Some dowsing statistics

Reading the BSD journals it is possible to find some authors who share their opinion on how many people can actually dowse. I thought it might be interesring to collect these entries together. Here are some numbers appearing in the journals from 1933 to 2000.

No4, 1934 – “The theory and practice of water finding” by B. Tompkins

B. Tompkins was one of the most famous dowsers of his day.

“I have tested hundreds of persons of various ages and positions on life, but only in two instances have I found any one outside my own family who possessed the gift with sufficient confidence to be able to utilize it with any degree of success. “ “One of my sons was equally as successful as myself” the other could, but had “too strong a nature” and got fatigued too easily.

“Water finders are born, not made. It is a gift that cannot be acquired, or a profession that cannot be taught, although it may be developed by a person conscious of having the gift by practice and coaching through expert tuition.”

No68, 1950, p66 – “notes for beginners” by Colonel K. W. Merrylees (former BSD President)

“It is my experience that while perhaps one in twenty persons is sufficiently sensitive naturally to get a recognisable reaction over a good, well-defined indication, not more than one per cent. of these are naturally so sensitive that they can expect to receive and distinguish all the important indications without a long and laborious development of sensitivity. This does not mean that this ‘supersensitive’ one per cent. are already capable dowsers. They are as far from it as the schoolboy finding himself gifted with a good ‘eye’ for games is from becoming a Wimbledon class tennis player.

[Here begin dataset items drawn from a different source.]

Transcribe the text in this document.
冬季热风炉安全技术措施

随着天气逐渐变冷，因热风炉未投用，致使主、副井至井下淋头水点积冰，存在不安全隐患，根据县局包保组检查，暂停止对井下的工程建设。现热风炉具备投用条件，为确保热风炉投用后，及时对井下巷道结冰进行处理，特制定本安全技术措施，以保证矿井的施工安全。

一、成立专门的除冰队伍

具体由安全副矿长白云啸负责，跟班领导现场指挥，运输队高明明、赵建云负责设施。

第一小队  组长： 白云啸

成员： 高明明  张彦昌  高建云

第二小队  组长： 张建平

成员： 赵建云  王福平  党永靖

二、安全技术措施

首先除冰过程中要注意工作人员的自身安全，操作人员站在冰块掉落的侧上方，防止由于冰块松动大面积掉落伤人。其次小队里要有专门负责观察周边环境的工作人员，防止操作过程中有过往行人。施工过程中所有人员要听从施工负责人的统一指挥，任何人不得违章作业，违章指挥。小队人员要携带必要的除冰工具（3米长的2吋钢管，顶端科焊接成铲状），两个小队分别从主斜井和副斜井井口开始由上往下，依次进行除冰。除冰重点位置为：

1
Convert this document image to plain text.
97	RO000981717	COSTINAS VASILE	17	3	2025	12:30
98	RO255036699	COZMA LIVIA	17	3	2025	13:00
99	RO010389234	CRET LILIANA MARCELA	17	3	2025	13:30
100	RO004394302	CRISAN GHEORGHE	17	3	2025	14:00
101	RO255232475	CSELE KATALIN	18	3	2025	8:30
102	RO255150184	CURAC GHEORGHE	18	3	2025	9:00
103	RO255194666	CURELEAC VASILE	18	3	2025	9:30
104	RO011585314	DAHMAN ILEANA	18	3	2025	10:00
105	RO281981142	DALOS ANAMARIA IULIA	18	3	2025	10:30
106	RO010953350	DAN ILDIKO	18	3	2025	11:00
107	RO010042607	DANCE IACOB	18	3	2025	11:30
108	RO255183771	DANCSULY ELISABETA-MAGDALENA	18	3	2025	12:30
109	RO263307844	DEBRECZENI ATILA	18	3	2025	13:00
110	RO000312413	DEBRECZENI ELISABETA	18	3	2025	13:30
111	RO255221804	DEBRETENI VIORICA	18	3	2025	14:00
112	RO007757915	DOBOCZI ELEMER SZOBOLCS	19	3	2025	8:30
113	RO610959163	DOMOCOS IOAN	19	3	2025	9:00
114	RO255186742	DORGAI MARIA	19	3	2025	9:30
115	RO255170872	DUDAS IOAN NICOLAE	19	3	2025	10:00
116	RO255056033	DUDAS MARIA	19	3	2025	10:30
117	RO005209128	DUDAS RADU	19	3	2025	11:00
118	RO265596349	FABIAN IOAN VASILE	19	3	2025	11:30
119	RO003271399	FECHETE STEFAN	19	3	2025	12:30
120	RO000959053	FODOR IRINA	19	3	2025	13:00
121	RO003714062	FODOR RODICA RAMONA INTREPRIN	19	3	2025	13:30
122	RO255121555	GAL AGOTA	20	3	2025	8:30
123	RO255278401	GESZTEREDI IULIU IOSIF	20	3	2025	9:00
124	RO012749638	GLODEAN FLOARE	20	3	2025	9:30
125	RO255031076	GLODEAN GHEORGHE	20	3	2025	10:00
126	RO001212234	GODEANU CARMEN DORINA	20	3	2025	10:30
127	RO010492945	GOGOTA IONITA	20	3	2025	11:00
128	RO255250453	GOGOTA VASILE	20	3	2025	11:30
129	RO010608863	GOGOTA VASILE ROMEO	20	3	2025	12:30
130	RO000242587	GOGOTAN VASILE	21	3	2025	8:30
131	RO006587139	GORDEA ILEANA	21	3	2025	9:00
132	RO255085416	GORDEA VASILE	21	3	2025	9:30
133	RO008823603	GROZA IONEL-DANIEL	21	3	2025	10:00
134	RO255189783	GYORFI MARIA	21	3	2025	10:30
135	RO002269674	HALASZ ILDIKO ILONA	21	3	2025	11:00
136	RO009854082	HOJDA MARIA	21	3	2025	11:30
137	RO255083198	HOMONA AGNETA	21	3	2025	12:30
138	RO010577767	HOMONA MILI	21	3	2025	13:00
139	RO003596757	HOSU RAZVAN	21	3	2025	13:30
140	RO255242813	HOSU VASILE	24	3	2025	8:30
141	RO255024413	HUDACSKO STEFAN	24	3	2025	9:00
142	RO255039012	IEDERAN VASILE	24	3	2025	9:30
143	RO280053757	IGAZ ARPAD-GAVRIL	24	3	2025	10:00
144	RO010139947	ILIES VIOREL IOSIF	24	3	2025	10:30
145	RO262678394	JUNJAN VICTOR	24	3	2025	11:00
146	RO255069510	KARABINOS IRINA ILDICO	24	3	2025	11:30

I believe it is possible for almost anyone with a small initial sensitivity to develop this gift, but there seems to be a minimum receptivity without which certain essential indications are not received, and therefore full and reliable, results cannot be obtained.”

No150, 1977, p97 – letter from Colonel K. W. Merrylees

Describes a 2 year study conducted at the Royal School of Military Engineering, Chattenden, to find out what percentage of young officers and N.C.O.s were sensitive to dowsing. “Of  344 candidates  tested 10% were ‘naturals,’ 36% able to develop their basic sensitivity to a useful degree, and the remainder had little or no ability.”

No232, 1991, p249 – “dowsing for beginners” by Maj-Gen. J. Scott Elliot. (former BSD President)

“From experience in testing and trying to help people, I think about 10%. could be good dowsers 10%. Haven’t a hope, because their sensitivity is too much atrophied. Of the remaining 80% I am sure that many could be reasonably good dowsers if they wanted to be, and if they found a use they could practice and train upon. These two factors are essential.”

no259, 1998, p22 “The patterns under our feet” by Patrick D. O’Sullivan

The article describes a museum in south Devon devoted to Brunel’s Atmospheric Railway. Water for the boilers was provided by good underground streams, of which only one was left,  at place named Starcross. It was now a capped over well. The Man running the museum kept a stock of dowsing angle rods and tested the visitors he found that – 40% women, 60% men dowsed the well, first time.

No265, 1999, p308 – “discovering dowsing” by John Ralphs

He estimated 20-30% who had a go to detect a water supply under a tarmac road, produced some kind of reaction at their first attempt.

No266, 1999, p367 – (reprint of newspaper article) – “Dowsing could divine more Cressing secrets”

Archaeologist Barry Crouch doing an experiment for his thesis for a post grad diploma in field archaeology, employed local volunteers to assist him dowse a site. Of 62 people only 3 could not dowse.

No30, 1940, p212  -“Experiments at Eastbourne College” By A. Y. Cole

Experiments with 10 or 12 boys. “There were, however, two or three who were unable to feel anything. These were from both the sceptics and the ones interested.” Two did not need any instruments, just used their hands.

“.. in the case of those who were quite unable to detect any influences, that contact with one much practised in dowsing made the rod turn in the other’s hands.”

No22, 1938, p263 – “Notes by a dowser” – author’s name not given.

Test of young R.E. officers using rods over “a little stream in the chalk”. “Of the 24 only six could feel nothing, 12 could feel quote well, and two promised to be good”

It is quite a range of results and the numbers are too small to draw definite conclusions. The consensus amongst these authors is that not everyone can dowse, or at least obtain a reaction in the chosen test scenario, and a minority have good sensitivity. ….

Prob 1% are v sensitive.

<10% are good

<20% find it difficult, or impossible.

And the “in-betweeners” can improve with practice, an encouraging environment, and perhaps even the presence of a 1 percenter!

Perhaps this shows that dowsing ability may be at least approximately normally distributed, like many traits. There may of course be other factors at work here, and these have been explored in the parapsychology literature.